The next feature is something called Super Alloy Power or SAP. SAP consists of Super Alloy Chokes, Super Alloy MOS, Super Hybrid Engine, and Super Alloy Capacitors. Super Alloy Chokes are made out of a special alloy formula and manufactured under high pressure and temperature. They have a concrete core which delivers buzz-free operation compared to chokes with hollow casing that can create buzzing vibration during operation. Super Allow Capacitors increase the maximum voltage threshold by 30% and the card lifespan to 150,000 hours in 75C ambient, which is 2.5 xs longer than traditional cards. The Super Hybrid Engine is a chip that intelligently switches between high and low-intensity power profiles in real-time offering up to 15% performance boost without the chip. The Super Alloy MOS is smaller, cooler, and more efficient than generic MOSFETs, increasing the maximum voltage threshold by 30% over traditional MOSFETs. SAP CAPs are on the back of the GPU providing 30% more efficient power to the GPU.

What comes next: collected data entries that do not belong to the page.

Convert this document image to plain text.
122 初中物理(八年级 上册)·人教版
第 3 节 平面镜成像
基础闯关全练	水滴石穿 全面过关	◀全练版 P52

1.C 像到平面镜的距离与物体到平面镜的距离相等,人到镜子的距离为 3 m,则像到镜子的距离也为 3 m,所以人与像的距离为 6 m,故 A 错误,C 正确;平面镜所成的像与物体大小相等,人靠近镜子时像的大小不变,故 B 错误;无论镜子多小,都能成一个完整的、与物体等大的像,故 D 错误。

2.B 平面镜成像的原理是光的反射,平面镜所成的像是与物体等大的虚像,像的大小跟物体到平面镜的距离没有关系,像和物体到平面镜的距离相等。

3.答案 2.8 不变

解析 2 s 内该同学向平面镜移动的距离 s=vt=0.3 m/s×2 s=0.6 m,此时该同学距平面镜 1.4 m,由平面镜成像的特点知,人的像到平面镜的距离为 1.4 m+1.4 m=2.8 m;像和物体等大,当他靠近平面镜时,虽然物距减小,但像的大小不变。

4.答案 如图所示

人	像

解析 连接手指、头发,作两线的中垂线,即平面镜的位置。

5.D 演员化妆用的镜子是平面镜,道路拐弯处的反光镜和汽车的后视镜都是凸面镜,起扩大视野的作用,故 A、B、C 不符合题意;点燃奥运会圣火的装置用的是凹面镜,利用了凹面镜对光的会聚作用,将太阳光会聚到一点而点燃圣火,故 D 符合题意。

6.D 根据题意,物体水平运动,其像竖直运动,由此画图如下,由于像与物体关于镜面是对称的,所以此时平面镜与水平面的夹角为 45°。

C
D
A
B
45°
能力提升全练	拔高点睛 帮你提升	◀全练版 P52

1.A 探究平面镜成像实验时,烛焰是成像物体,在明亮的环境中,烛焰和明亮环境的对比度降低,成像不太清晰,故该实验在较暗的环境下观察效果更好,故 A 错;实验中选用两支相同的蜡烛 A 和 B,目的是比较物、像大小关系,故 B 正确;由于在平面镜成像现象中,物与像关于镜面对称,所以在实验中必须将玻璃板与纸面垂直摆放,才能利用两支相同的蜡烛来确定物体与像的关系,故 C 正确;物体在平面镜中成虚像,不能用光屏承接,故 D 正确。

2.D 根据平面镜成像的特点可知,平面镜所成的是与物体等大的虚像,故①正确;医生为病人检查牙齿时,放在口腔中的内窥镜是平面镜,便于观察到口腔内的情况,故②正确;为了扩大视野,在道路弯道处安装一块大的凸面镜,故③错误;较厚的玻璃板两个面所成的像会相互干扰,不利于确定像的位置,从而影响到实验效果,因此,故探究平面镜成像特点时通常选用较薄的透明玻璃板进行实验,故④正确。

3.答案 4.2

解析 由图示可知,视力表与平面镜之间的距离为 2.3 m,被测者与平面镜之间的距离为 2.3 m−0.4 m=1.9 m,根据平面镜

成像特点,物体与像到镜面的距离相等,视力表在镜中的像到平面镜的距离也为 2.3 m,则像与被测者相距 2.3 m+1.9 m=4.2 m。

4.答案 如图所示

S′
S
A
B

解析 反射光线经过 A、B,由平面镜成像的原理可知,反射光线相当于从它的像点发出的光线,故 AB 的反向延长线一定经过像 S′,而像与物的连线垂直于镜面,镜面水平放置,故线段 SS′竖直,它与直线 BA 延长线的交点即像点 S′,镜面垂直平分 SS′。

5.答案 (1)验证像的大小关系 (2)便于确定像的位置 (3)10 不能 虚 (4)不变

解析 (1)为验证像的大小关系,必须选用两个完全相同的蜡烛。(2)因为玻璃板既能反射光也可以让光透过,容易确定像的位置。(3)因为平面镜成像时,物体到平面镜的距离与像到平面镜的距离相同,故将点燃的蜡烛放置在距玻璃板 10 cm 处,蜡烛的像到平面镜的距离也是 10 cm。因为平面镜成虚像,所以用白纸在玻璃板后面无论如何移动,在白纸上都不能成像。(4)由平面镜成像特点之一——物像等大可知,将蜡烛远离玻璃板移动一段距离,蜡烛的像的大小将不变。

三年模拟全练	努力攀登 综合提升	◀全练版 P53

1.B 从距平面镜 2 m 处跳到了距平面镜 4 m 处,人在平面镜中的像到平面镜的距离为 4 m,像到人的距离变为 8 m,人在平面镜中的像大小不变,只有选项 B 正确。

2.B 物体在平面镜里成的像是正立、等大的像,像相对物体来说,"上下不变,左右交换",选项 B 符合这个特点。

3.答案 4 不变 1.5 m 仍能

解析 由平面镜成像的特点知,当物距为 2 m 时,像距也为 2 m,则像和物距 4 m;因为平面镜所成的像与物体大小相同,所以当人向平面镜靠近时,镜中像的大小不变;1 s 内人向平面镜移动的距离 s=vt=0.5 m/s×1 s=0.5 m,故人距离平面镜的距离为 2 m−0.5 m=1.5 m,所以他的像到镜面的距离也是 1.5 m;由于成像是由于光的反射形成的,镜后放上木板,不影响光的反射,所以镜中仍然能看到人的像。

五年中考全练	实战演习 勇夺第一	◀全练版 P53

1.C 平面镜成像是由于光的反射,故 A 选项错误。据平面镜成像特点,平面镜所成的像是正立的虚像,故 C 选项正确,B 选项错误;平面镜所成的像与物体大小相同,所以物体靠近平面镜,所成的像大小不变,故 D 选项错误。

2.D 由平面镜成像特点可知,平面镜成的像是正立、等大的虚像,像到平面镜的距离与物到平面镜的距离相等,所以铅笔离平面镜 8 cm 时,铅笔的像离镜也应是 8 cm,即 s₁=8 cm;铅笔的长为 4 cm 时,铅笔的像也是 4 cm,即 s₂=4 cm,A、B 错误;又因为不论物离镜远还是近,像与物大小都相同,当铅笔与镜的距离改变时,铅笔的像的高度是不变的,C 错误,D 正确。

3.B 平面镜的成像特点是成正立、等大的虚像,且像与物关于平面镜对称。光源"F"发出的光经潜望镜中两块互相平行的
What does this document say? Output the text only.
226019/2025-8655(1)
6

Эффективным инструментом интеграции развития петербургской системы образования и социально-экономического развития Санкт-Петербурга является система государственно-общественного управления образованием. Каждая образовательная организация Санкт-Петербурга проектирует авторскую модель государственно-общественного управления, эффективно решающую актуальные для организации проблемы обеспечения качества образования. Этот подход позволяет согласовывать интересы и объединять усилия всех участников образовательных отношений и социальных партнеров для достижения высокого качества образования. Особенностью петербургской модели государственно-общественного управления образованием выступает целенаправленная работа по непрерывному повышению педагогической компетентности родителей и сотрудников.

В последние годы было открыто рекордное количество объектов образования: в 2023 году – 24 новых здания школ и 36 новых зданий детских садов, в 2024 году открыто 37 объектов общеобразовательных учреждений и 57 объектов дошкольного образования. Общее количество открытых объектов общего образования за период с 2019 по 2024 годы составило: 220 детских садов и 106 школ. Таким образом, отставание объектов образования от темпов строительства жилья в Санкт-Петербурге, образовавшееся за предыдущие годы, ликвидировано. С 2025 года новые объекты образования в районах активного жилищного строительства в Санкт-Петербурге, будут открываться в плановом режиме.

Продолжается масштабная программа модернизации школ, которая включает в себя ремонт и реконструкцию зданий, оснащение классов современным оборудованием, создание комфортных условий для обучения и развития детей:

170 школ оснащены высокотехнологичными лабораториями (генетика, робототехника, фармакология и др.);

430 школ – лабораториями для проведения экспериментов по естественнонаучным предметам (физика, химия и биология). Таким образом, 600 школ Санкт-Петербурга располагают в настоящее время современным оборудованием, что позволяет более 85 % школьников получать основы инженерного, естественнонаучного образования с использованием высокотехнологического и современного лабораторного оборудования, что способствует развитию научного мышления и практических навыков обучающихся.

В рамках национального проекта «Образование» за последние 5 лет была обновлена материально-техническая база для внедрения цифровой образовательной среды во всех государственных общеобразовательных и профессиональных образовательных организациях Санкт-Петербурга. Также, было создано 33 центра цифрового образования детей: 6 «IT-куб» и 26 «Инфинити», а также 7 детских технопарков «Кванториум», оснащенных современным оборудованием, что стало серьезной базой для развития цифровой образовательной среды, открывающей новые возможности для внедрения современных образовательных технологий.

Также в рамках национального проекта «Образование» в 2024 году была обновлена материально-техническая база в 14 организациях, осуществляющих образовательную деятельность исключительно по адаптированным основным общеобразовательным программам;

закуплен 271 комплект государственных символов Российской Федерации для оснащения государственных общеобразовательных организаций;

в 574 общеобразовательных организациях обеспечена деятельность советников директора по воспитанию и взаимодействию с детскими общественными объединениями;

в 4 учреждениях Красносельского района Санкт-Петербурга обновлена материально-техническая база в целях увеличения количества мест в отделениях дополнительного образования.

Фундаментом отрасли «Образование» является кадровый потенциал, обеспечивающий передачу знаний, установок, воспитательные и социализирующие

ASUS introduced their Xtreme Design for their motherboards in 2009 with the launch of their X58 motherboards like the P6X58D Premium motherboard.  Last year they brought many of these features into the graphics card space including   Dust-proof fan, GPU Guard, Fuse Protection, and EMI shield. The Dust-proof fan is sealed twice over to make it virtually dust-proof increasing the lifespan of the fan and preventing nasty dust build-up. As video cards get heavier and bigger they sometimes warp the PCB of the graphics card or even damage the components. GPU Guard strengthens the structural reinforcement on the card helping the card stay crack-free. ASUS Fuse protection provides doubled protection against electric current overload. The Electro Magnetic Interference shield on the card blocks radiation and improves image quality. It effectively blocks 66% radiation over traditional graphics cards.